Healthy eating means the consumption of various foods that gives nutrients, needed to maintain health, feel good and have energy. These nutrients include protein, carbohydrates, fat, water, vitamins, and minerals. Nutrition is important for everyone. Healthy eating helps us to maintain a healthy weight and reduces our risk of type 2 diabetes, high blood pressure, high cholesterol and the risk of developing cardiovascular disease and some cancers.
The Psychology behind Healthy Eating:
You might be thinking, is there psychology behind healthy eating? Well, the modern-day era answers it as Yes! Eating or consuming food nowadays has not limited only up to the satisfaction of appetite. It has gone well above that. Different people possess different psychology of healthy eating.

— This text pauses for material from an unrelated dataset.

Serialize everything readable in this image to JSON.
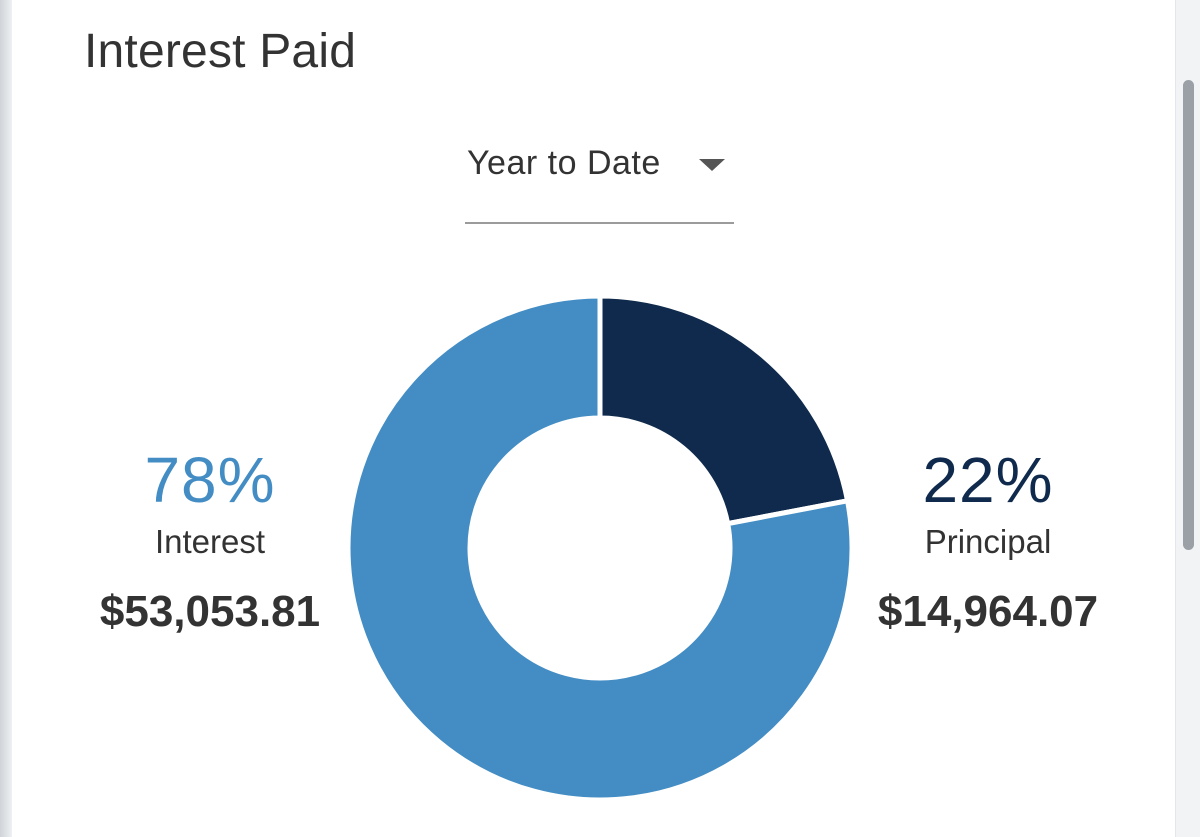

Normally, people with the psychology of healthy eating habits use food as a source of energy and fuel as well as a vehicle for social connectivity and sometimes as a source of pleasure. Such people may be motivated with health, beauty, desire for weight loss or weight gain or even maintaining a similar condition. A ‘nutritional psychologist near me’ or ‘nutritional psychiatrist near me’ explains better than anyone else regarding all the details of psychologically healthy eating habits. Psychiatric nutrition therapy is also used by a nutritional psychologist that focuses on the use of food and supplements to provide these essential nutrients as part of an integrated or alternative treatment for mental health disorders.
People with psychologically healthy eating habits are mindful of the singular purpose of eating – health. They easily recognise emotional triggers, know how to stop eating when they feel full and are overall more internally driven than externally driven. They are well aware of food’s taste, texture, feel and temperature, as well as the importance of proper chewing.
Tips for becoming a psychologically healthy eater:
- Make a decision of quantity (how much you are going to eat) of eating food before having a go at it
- When eating a larger meal, use a smaller plate so that psychologically you may have a feeling of food consumption in a larger amount
- Always eat in the kitchen or dining room
- Be the last person to begin eating at group meals
- Eat slowly and put your utensils down between bites
- Make snacking and eating seconds a major inconvenience so as to avoid the excess consumption
- Always choose quality over quantity.
Where to find the Best Nutritional Psychologist?
You can find ‘nutritional psychologist near me’ or ‘nutritional psychiatrist near me’ in our hassle-free Search Licensed Psychologist directory. Enjoy the benefits of all licensed and trusted psychologists of all specifications or as per your needs.